Price nibbled at her muffin. I noticed that her hands moved when she was thinking, her fingers always beating out some pattern on the edge of her chair, testing her fingernails or, as in this case, pulling apart the muffin before her. It seemed to be part of her thought processes.

“It’s complicated,” she said. “In part, it was probably a product of the earlier abuse, where the adults responsible for him were not only aware of what was happening but actively colluded in it. Andy had little or no trust in authority figures, and the foster couple in Bingham had only just begun to break down his barriers when the new abuse occurred. But from what he told me later, the men who abused him threatened to hurt the couple’s eight-year-old daughter if he said anything about what was happening to him. Her name was Michelle, and Andy had grown very fond of her. He was protective of her, in his way. That was why he went back.”

“Went back?”

“The men told Andy where he should wait for them each Tuesday. Sometimes they came, sometimes they didn’t, but Andy was always there in case they did. He didn’t want anything to happen to Michelle. There was a clearing about half a mile from the house with a creek nearby, and a trail led down to it from the road, wide enough to take a single vehicle. Andy would sit there, and one of them would come for him. He was told always to sit facing the creek, and never to turn around when he heard someone arriving. He would be blindfolded, walked to the car, and driven away.”

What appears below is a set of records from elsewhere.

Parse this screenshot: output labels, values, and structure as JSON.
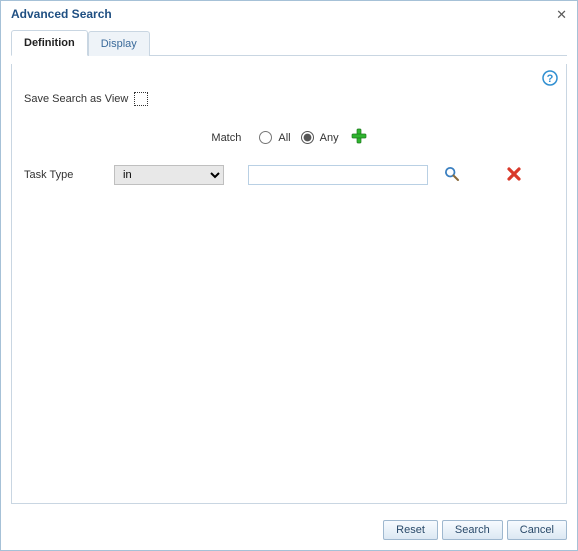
{
  "titlebar": {
    "title": "Advanced Search"
  },
  "tabs": {
    "definition": "Definition",
    "display": "Display"
  },
  "form": {
    "save_as_view_label": "Save Search as View",
    "match_label": "Match",
    "match_all_label": "All",
    "match_any_label": "Any",
    "match_selected": "any",
    "criteria": {
      "field_label": "Task Type",
      "operator": "in",
      "value": ""
    }
  },
  "buttons": {
    "reset": "Reset",
    "search": "Search",
    "cancel": "Cancel"
  }
}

I felt something in my throat, and my eyes stung. I looked away from Price. I had an image in my head of a boy sitting on a log, the sound of water rushing nearby, sunlight spearing through the trees and birds singing, then footsteps approaching, and darkness.

“I hear he’s been taken to the chair a couple of times.”

She glanced at me, perhaps surprised at how much I knew. “More than a couple. It’s a vicious circle. Andy’s medicated, but the medication needs to be monitored and the dosages adjusted. It isn’t monitored, though, so the meds stop working as well as they should, Andy gets distressed, he lashes out, the guards punish him, he ends up more disturbed, and the meds have even less effect on him than before. It’s not Andy’s fault, but try explaining that to a prison guard who’s just had Andy’s urine thrown all over him. And Andy’s not untypical: there’s an escalating cycle occurring at the Supermax. Everyone can see it, but nobody knows what to do about it, or nobody even wants to do something about it, depending upon how depressed I’m feeling. You take a mentally unstable prisoner who commits some infraction of the rules while part of the general population. You confine him in a brightly lit cell without distractions, surrounded by other prisoners who are even more disturbed than he is. Under the strain, he violates more rules. He’s punished by being placed in the chair, which makes him even wilder than before. He commits more serious breaches of the rules, or assaults a guard, and his sentence is increased. The end result, in the case of someone like Andy, is that he’s driven insane, even suicidal. And what does a threat of suicide get you? More time in the chair.